The Green Monster just got tamed.

The pine-colored Santa Monica Gateway office building, located alongside the 405 Freeway in West Los Angeles, has seen nothing but trouble since it was built in 1986.

But now a Canadian-based developer has purchased the 78,000-square-foot building at 11175 Santa Monica Blvd. from Chicago-based Equity Office Properties for $13.7 million. As part of the purchase by Santa Monica Gateway LLC, Canadian financial services giant ING Direct has signed a 66,000-square-foot-lease, bringing the building to full occupancy for the first time.

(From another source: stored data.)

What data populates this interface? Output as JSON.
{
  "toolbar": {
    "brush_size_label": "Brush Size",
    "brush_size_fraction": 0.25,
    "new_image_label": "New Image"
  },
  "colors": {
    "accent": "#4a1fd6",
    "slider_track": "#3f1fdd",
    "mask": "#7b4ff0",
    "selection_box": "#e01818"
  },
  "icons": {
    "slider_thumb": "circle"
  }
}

“The buyer and the tenant recognize the high visibility location and the quality of the renovation that was done,” said Chris Houge, senior managing director at Insignia/ESG Inc. and representative of both the buyer and seller on the deal.

Santa Monica Gateway is an affiliate of Castlepoint Development Corp. The Thornhill, Ontario-based developer is predominantly residential, having built 2,000 units throughout Canada. But the firm has also developed a number of retail and commercial properties.

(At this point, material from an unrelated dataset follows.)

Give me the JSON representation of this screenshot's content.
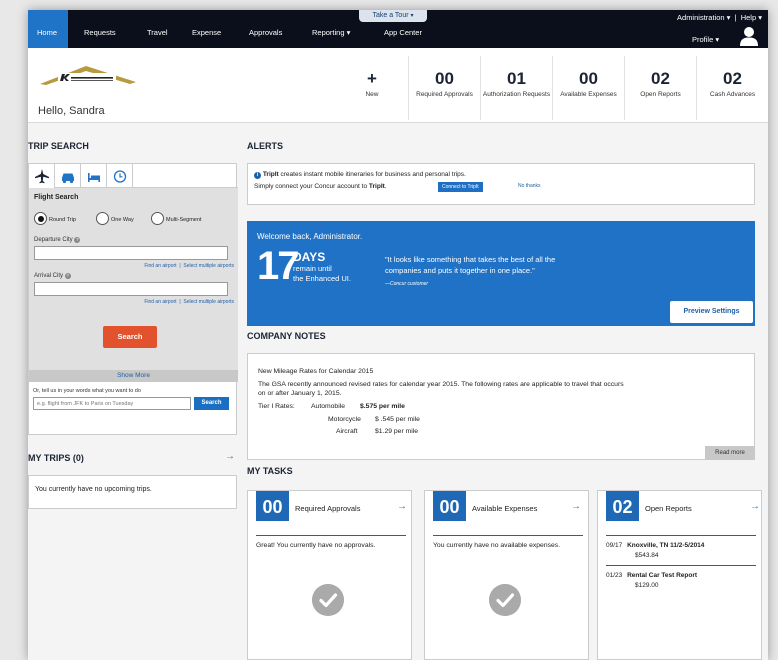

Financial terms of the lease were not disclosed, but area real estate sources peg the lease rate at about $1.80 a foot.

A key point to the deal was building-top signage rights for ING Direct, whose brand will be exposed to the 43,000 cars that travel the section of the San Diego (405) Freeway just west of the building during peak hours.

The purchase marks a new chapter for the property, whose “Green Monster” nickname is derived from its washout past.

By the time it was purchased by investor Don Greenwood in 1994 for $2 million, the building was eight years old, had been taken back from developer Jim Schumacher by his lender, and was still incomplete and empty. Greenwood put it back on the market in the same condition, and it remained that way until he sold it to Spieker Properties Inc. for $11.2 million in early 2000.

In 1999, the Business Journal named it one of “Five Local Examples of How Not to Develop a Property.”

“The columns are in places that make it almost impossible to have efficient floor plans,” said Grubb & Ellis Co. Senior Vice President Joseph Gabbaian.

Spieker invested $4.5 million to complete and upgrade the building. Still, Equity Office, which absorbed Spieker Properties last year, has chosen to take a $2 million loss and walk away from a project that was just 15 percent leased at the time of the sale.